‘Morte era questão de tempo’

Conselho Tutelar denúncia péssimas condições de local que abriga jovens vítimas de violência

iG Minas Gerais | Pedro Vaz Perez Especial para O TEMPO |

Irmão gêmeo de adolescente assassinado está no local há seis anos
UARLEN VALERIO / O TEMPO
Irmão gêmeo de adolescente assassinado está no local há seis anos

As condições do abrigo onde morava Ícaro Francisco Marcelino, 16, falecido na última sexta-feira, em Ouro Preto, na região Central, podem explicar em parte os diversos fatores que levaram à morte do adolescente. Há anos, o Conselho Tutelar denuncia problemas em locais semelhantes na cidade, dentre eles sujeira, alimentação escassa e má administração de medicamentos, além da longa permanência de jovens e de superlotação. Ainda segundo a entidade, toda a rede de suporte para jovens e famílias no município passa por falhas. Os responsáveis pelo abrigo admitem problemas, mas os atribuem a gestões passadas e dizem que medidas de correção vêm sendo tomadas.

Duas casas em Ouro Preto abrigam jovens que precisaram ser retirados de suas casas pelo Conselho Tutelar, com apoio da Justiça, por motivos como violência física ou sexual e maus tratos-graves. A primeira, a Casa Lar – onde Ícaro vivia – existe desde 2005 e abriga crianças de ambos os sexos até 12 anos e meninas até 18. Já o Abrigo para Adolescentes deveria receber meninos entre 12 e 18 anos.

“Não há estrutura para ajudar ninguém. A sorte os abandonou”, afirma o conselheiro tutelar Geraldo Magela. “A morte de um dos garotos era questão de tempo, e outras ainda podem ocorrer”, avalia Ewânio Teixeira, outro conselheiro. Segundo ele, muitos são usuários e traficantes. “Entram e saem a hora que entendem e são facilmente aliciados.”

O ambiente em que Ícaro – que tem um irmão gêmeo no mesmo local – cresceu tem sido alvo de diversos protocolos e ofício do conselho tutelar desde 2007. “Eles são retirados da família, mas não há nenhum acompanhamento para que a estrutura familiar seja reconstruída para recebê-los de volta. Todo o sistema está falido”, avalia Magela.

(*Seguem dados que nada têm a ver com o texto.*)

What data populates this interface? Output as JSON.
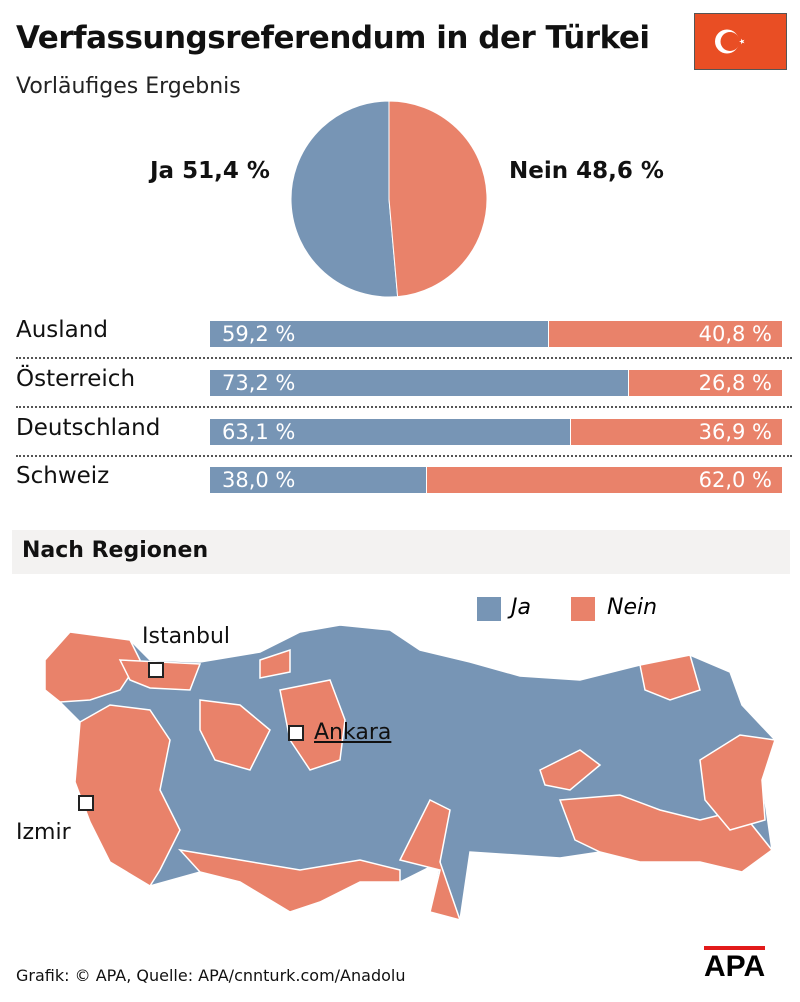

Segundo o conselho, jovens chegam a passar até seis anos em espaço que, por lei, deveria abrigá-los por até dois anos. Além disso, a Casa Lar, que deveria abrigar 20 pessoas, já teve 54. Hoje, tem 28 jovens.

Mudança. Secretária de Desenvolvimento Social, Habitação e Cidadania de Ouro Preto, Regina Braga afirma que medidas estão sendo tomadas para melhorar a situação. “Precisamos combater um atraso de anos sem investimentos contundentes”, afirmou. Segundo ela, nos próximos dias será lançado edital para contratação de profissionais preparados para lidar com adolescentes vulneráveis. Regina anunciou ainda que, em 90 dias, a Casa Lar será transferida para outro local com mais espaço e estrutura.

Ministério Público

Sem opção. Segundo a promotora Luiza Helena Fonseca, o fato de os jovens permanecerem por mais de dois anos nos abrigos é a única solução encontrada. “Eles não têm para onde ir, por isso ficam por longos anos”, afirma. Morosidade. Ela ainda afirma que já ocorreram várias reuniões para tratar sobre a renovação da equipe de trabalho, mas há muita morosidade. “Vai haver fortalecimento da rede, mas a prefeitura cumpre tudo muito devagar”, avalia.

Investimento

Custo. Segundo a Secretaria Municipal de Desenvolvimento Social, Habitação e Cidadania, ao todo serão gastos R$ 400 mil na construção e adequação da nova sede da Casa Lar de Ouro Preto.